Mr. Dunn’s conduct in altering the original Trust constitutes a violation of Rule 4.1. Mr. Dunn knew that he backdated the altered Trust and that it was unenforceable. He further knew or should have known that under the circumstances others would reasonably rely on the altered Trust as the controlling and valid Trust document of Ms. Osgood’s estate. By altering the Trust document and presenting it to Mr. Roy as a valid instrument, knowing Mr. Roy intended to present it to Ms. Osgood for her signature, Mr. Dunn knowingly made a false statement of material fact or law to a third person.

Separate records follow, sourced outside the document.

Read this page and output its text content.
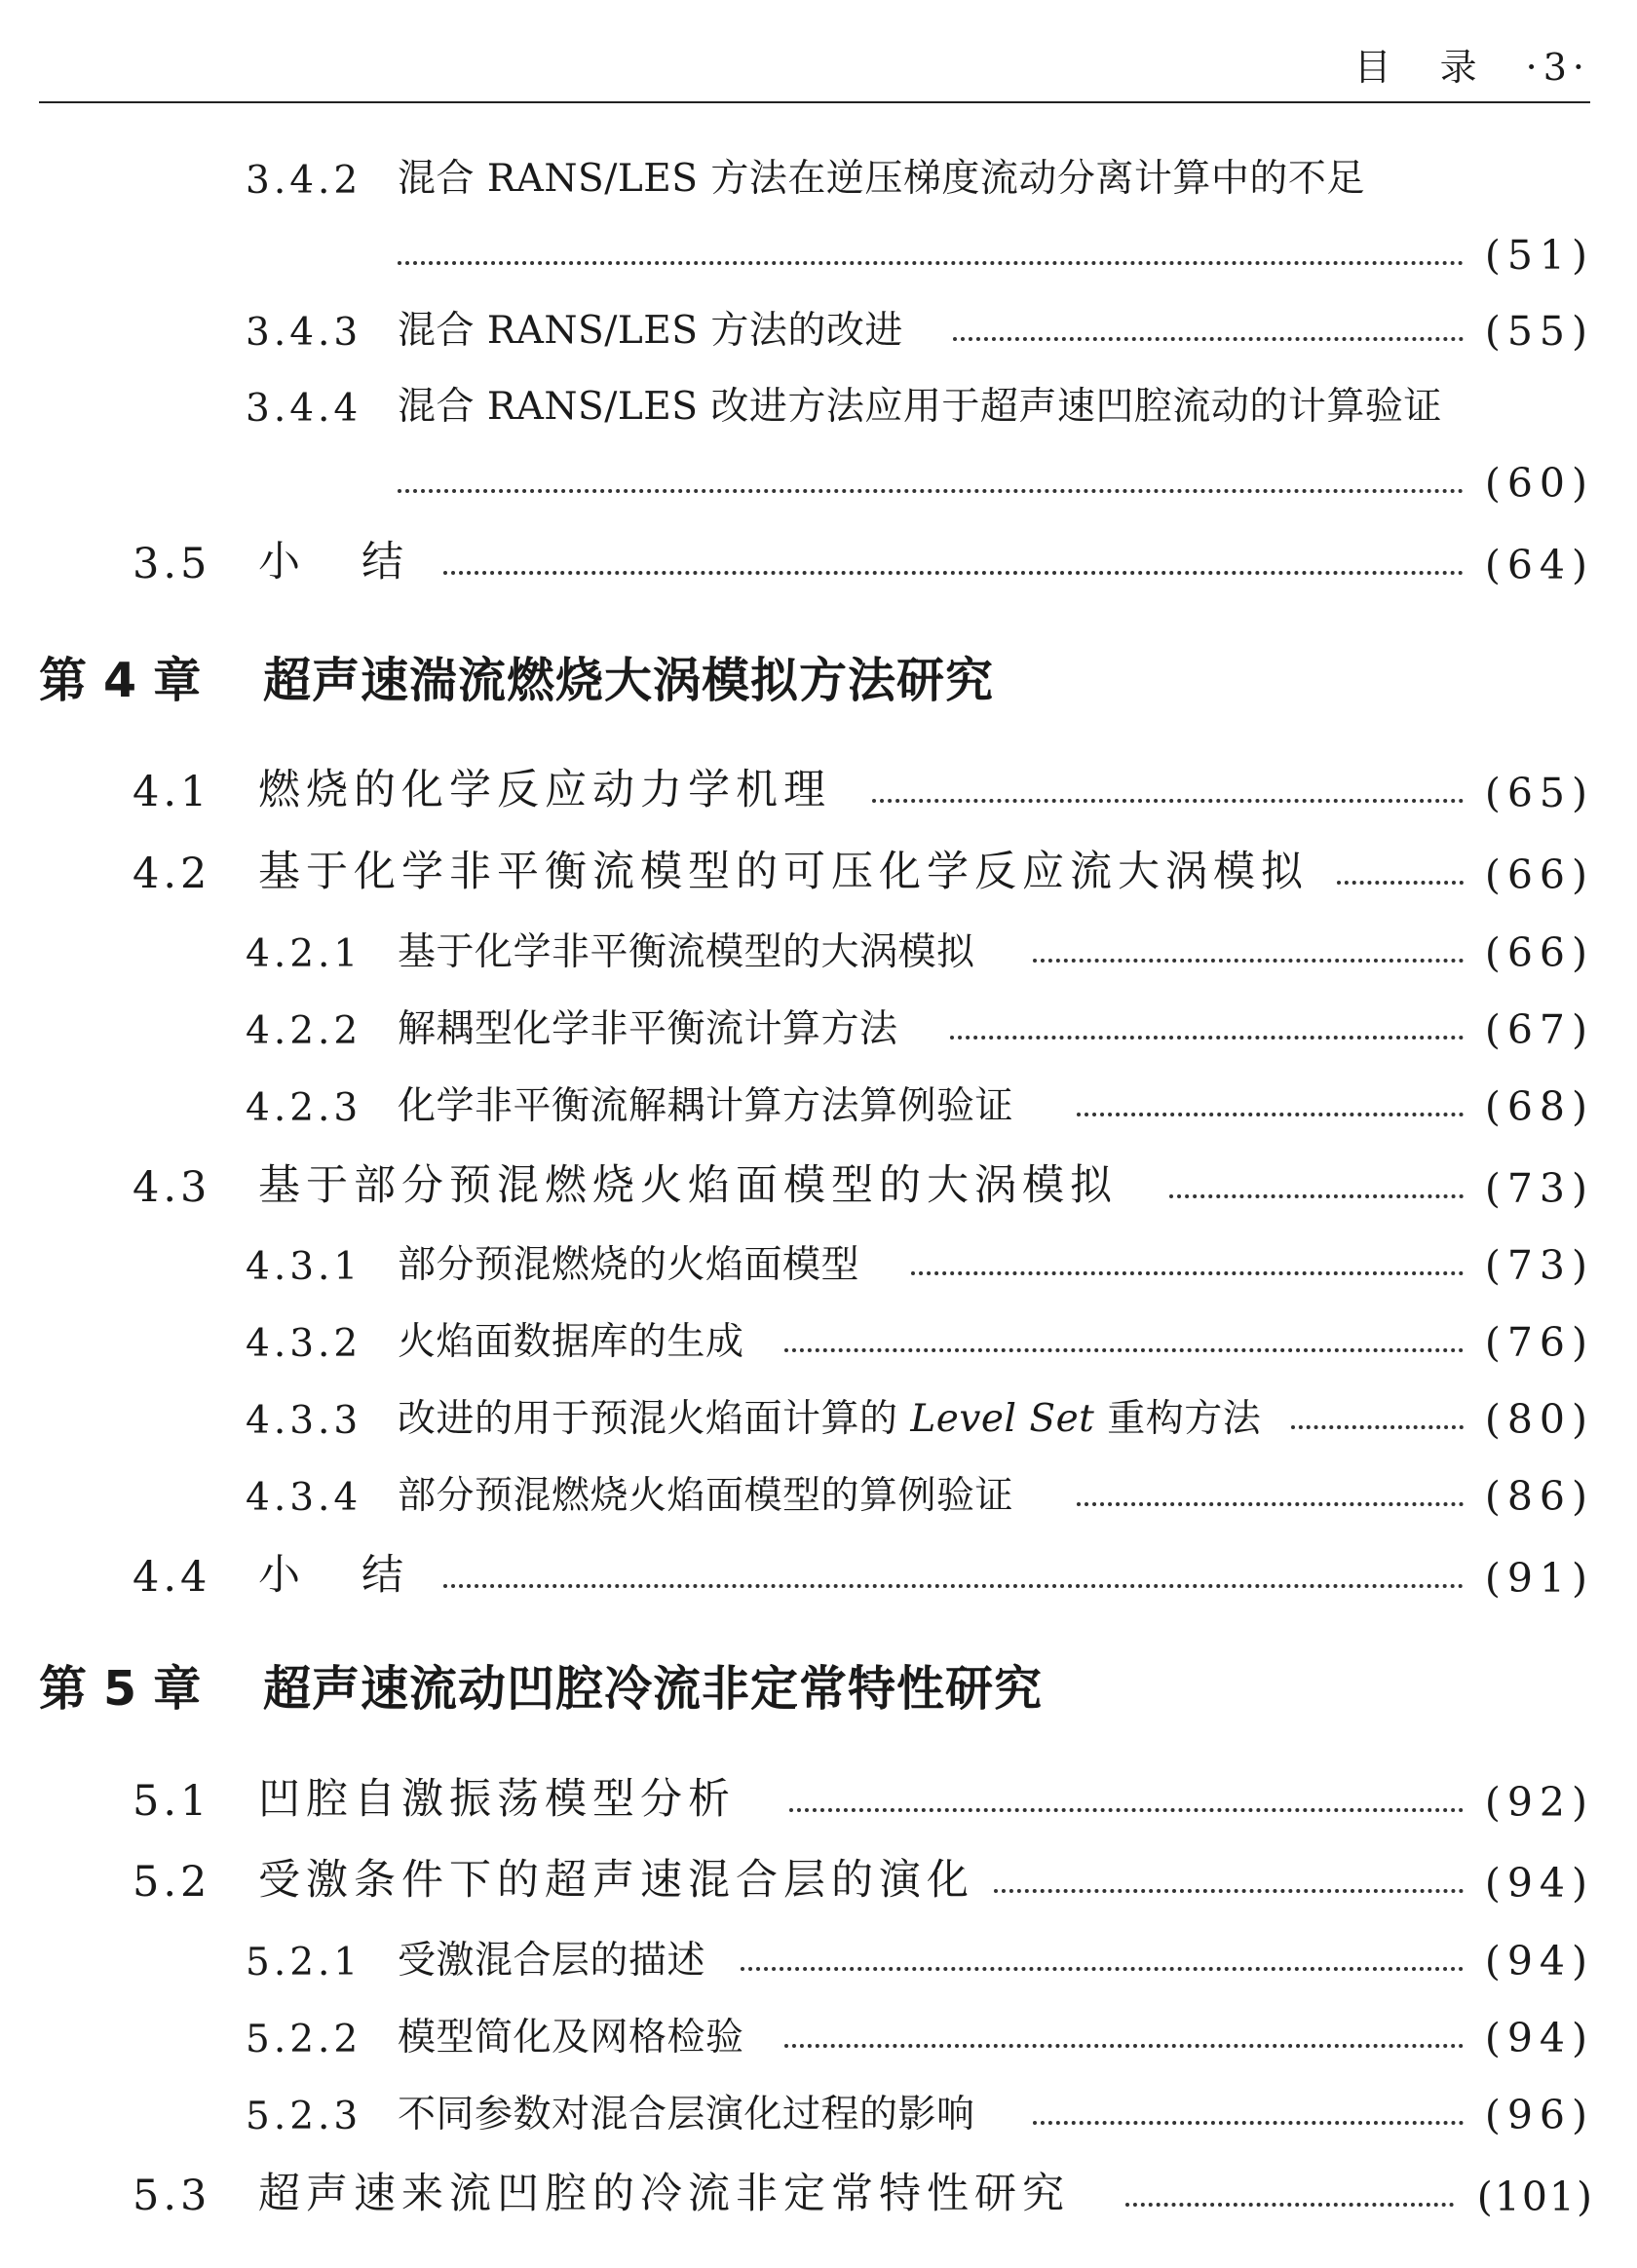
目　录　·3·
3.4.2 混合 RANS/LES 方法在逆压梯度流动分离计算中的不足
(51)
3.4.3 混合 RANS/LES 方法的改进	(55)
3.4.4 混合 RANS/LES 改进方法应用于超声速凹腔流动的计算验证
(60)
3.5 小　结	(64)
第 4 章 超声速湍流燃烧大涡模拟方法研究
4.1 燃烧的化学反应动力学机理	(65)
4.2 基于化学非平衡流模型的可压化学反应流大涡模拟	(66)
4.2.1 基于化学非平衡流模型的大涡模拟	(66)
4.2.2 解耦型化学非平衡流计算方法	(67)
4.2.3 化学非平衡流解耦计算方法算例验证	(68)
4.3 基于部分预混燃烧火焰面模型的大涡模拟	(73)
4.3.1 部分预混燃烧的火焰面模型	(73)
4.3.2 火焰面数据库的生成	(76)
4.3.3 改进的用于预混火焰面计算的 Level Set 重构方法	(80)
4.3.4 部分预混燃烧火焰面模型的算例验证	(86)
4.4 小　结	(91)
第 5 章 超声速流动凹腔冷流非定常特性研究
5.1 凹腔自激振荡模型分析	(92)
5.2 受激条件下的超声速混合层的演化	(94)
5.2.1 受激混合层的描述	(94)
5.2.2 模型简化及网格检验	(94)
5.2.3 不同参数对混合层演化过程的影响	(96)
5.3 超声速来流凹腔的冷流非定常特性研究	(101)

Mr. Dunn’s conduct in drafting the altered Trust constitutes a violation of Rule 8.4(c). Mr. Dunn’s conduct in drafting the altered Trust with “January 6, 2012” as the date of execution constituted a misrepresentation, since the altered Trust was not drafted or executed until the fall of 2013. Mr. Dunn engaged in misrepresentation because he knew that the altered Trust was not valid and not the controlling Trust document of Ms. Osgood’s estate, yet he presented Mr. Roy with the altered Trust knowing Mr. Roy would utilize it as a valid document and present it to Ms. Osgood for her signature, and that she in turn would rely on the altered Trust as a valid document. Mr. Dunn engaged in misrepresentation because he knew that if Mr. Roy, in his capacity as Trustee, attempted to administer the altered Trust, the two beneficiaries (Levesque and Weber) who were omitted under the altered Trust would never receive notice that they were beneficiaries under the original Trust.

The Committee issued a Public Censure, and reimbursement of all costs associated with the investigation and prosecution. An Order is available on our website and at the Attorney Discipline Office at 4 Chenell Drive, Suite 102, Concord, NH 03301.